Buterin explained that early peer-to-peer networks faced stark limitations, with BitTorrent offering massive bandwidth and decentralization but no consensus mechanism.
At the same time, Bitcoin achieved decentralization and consensus at the cost of extremely low throughput due to replicated rather than distributed work.
Ethereum’s new architecture breaks this pattern by splitting computational work across nodes while maintaining cryptographic verification of all state transitions.
ZKEVMs have achieved production-quality performance, with proving times dropping from 16 minutes to 16 seconds and costs falling 45-fold, with 99% of Ethereum blocks now provable in under 10 seconds on target hardware.
Meanwhile, PeerDAS enables nodes to verify data availability by sampling small portions rather than downloading entire blocks, dramatically expanding throughput without sacrificing decentralization.

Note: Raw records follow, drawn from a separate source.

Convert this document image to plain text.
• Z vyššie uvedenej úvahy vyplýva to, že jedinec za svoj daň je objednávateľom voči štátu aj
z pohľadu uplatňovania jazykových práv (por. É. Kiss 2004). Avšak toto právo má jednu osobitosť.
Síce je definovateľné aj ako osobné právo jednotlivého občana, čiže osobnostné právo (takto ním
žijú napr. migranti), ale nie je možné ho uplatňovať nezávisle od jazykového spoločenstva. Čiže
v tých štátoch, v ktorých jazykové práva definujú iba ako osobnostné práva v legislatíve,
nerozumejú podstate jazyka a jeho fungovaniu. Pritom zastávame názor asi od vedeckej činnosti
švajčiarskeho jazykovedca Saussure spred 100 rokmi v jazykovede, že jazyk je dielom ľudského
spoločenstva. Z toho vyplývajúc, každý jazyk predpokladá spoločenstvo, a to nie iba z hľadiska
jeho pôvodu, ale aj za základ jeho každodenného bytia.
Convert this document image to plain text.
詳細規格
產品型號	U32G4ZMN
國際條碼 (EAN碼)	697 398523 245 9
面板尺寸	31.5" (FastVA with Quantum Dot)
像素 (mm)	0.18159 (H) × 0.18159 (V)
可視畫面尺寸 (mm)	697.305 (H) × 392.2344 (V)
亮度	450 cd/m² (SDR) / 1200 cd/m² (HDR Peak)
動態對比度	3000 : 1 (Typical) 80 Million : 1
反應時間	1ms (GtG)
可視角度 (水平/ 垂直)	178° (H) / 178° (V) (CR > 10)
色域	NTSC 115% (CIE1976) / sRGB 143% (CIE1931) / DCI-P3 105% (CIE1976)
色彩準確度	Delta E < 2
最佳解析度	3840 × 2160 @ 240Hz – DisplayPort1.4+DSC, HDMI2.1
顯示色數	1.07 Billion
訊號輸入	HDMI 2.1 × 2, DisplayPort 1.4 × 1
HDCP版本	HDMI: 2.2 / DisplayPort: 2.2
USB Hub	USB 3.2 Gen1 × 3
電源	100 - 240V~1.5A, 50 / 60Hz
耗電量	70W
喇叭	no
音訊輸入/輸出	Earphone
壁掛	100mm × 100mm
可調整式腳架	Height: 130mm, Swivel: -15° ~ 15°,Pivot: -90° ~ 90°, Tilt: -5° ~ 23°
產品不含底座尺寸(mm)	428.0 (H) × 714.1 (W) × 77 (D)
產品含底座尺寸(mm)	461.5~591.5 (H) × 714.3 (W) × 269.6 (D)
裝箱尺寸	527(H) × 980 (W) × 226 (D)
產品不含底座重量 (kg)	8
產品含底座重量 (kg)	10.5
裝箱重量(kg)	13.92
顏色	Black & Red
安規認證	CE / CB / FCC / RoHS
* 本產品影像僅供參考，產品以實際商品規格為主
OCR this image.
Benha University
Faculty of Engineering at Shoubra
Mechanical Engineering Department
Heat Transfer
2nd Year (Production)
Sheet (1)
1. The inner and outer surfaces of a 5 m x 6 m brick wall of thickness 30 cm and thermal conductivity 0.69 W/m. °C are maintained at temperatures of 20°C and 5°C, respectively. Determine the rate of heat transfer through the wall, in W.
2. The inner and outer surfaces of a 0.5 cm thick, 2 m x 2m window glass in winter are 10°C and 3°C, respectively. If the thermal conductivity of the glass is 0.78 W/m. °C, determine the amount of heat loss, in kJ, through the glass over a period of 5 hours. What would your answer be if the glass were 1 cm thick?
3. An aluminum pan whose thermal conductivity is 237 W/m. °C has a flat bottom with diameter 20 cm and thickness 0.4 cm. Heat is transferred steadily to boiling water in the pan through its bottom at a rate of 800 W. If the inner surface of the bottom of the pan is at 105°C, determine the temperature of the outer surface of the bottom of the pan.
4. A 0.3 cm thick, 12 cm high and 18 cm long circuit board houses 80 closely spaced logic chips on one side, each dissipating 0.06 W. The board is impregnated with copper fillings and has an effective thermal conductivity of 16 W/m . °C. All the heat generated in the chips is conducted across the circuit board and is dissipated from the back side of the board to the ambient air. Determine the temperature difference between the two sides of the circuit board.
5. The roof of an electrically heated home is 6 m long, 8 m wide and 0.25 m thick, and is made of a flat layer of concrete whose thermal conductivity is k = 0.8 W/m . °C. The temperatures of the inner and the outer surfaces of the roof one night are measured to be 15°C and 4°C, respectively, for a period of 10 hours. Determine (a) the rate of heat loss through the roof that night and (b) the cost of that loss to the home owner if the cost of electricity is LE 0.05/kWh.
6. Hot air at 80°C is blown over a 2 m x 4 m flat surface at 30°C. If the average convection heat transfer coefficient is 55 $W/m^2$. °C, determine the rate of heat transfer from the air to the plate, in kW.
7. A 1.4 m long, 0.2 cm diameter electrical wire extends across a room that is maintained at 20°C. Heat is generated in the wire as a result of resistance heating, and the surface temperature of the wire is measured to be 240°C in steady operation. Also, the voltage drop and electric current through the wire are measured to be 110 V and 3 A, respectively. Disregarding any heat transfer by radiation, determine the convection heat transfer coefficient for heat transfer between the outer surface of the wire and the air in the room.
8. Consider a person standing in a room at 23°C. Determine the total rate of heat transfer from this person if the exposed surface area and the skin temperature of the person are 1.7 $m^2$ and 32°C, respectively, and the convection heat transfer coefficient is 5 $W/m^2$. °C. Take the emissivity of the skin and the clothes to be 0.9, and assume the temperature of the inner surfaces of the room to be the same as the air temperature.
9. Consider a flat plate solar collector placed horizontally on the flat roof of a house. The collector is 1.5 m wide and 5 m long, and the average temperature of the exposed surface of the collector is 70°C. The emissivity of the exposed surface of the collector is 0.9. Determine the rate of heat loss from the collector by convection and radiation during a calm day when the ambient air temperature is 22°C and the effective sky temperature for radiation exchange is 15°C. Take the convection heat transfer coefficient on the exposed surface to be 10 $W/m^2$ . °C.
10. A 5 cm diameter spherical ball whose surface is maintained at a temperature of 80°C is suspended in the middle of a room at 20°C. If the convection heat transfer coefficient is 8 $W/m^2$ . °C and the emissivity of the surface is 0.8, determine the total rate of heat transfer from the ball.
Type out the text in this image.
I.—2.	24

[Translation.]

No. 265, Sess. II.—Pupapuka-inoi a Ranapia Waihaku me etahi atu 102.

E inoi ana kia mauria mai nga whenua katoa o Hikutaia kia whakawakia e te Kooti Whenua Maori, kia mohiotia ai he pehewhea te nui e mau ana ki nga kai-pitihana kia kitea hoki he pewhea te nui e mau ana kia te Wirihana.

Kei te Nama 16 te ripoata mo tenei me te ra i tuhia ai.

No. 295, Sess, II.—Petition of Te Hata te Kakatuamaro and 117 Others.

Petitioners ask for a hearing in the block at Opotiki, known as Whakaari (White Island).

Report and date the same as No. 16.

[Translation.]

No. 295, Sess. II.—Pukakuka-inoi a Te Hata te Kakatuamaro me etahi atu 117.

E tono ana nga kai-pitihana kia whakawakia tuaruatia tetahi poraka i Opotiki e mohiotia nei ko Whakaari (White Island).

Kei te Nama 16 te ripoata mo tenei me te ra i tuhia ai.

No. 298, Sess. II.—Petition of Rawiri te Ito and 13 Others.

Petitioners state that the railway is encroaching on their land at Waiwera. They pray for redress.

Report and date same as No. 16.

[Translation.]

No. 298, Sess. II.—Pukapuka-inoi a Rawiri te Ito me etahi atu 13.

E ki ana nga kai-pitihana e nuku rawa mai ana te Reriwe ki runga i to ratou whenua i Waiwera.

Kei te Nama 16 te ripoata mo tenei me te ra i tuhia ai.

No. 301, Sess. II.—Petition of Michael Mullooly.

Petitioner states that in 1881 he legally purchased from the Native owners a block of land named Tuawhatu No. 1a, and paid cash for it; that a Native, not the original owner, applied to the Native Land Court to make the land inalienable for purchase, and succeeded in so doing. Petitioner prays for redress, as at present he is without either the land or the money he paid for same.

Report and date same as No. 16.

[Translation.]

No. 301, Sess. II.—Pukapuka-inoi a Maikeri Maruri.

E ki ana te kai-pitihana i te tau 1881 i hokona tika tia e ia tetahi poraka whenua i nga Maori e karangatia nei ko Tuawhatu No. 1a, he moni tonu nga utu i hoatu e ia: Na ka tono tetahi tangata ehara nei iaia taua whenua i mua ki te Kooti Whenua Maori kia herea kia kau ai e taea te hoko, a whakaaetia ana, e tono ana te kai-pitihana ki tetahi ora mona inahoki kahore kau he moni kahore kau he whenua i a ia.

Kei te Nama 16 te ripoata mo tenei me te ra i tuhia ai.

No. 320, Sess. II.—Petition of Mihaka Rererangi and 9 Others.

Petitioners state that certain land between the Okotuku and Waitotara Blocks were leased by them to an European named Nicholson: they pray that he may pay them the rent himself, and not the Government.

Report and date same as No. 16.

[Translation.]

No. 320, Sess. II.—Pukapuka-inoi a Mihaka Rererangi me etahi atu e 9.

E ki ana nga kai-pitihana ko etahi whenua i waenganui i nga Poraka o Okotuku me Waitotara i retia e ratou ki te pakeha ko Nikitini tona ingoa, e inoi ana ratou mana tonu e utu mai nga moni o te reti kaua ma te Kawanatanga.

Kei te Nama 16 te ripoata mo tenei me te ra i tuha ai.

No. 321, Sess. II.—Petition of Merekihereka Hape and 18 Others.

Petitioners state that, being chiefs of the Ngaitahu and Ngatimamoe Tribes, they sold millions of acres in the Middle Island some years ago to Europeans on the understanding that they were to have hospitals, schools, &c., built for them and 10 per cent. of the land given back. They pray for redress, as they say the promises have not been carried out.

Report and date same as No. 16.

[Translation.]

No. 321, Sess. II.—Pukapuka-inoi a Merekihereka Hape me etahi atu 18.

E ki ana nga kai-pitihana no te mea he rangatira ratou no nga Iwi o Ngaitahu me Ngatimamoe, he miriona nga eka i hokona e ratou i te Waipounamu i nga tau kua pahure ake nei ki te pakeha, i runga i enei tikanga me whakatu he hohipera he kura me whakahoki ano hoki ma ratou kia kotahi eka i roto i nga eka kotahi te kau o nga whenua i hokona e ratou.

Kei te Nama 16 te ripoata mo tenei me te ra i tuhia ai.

The Ethereum Foundation set a security-first roadmap requiring teams to achieve 128-bit provable security by the end of 2026, with intermediate milestones at 100-bit security by May 2026 and mandatory integration with the soundcalc security estimation tool by February.
“If an attacker can forge a proof, they can forge anything: mint tokens from nothing, rewrite state, steal funds,” the foundation warned in December, emphasizing that performance gains cannot compromise cryptographic integrity.
George Kadianakis from the foundation’s cryptography team stressed the importance of securing architectures before they become moving targets.
“Once teams have hit these targets and zkVM architectures stabilize, the formal verification work we’ve been investing in can reach its full potential,” he wrote, noting that recent advances in compact polynomial commitment schemes like WHIR and techniques such as JaggedPCS now make ambitious security targets achievable.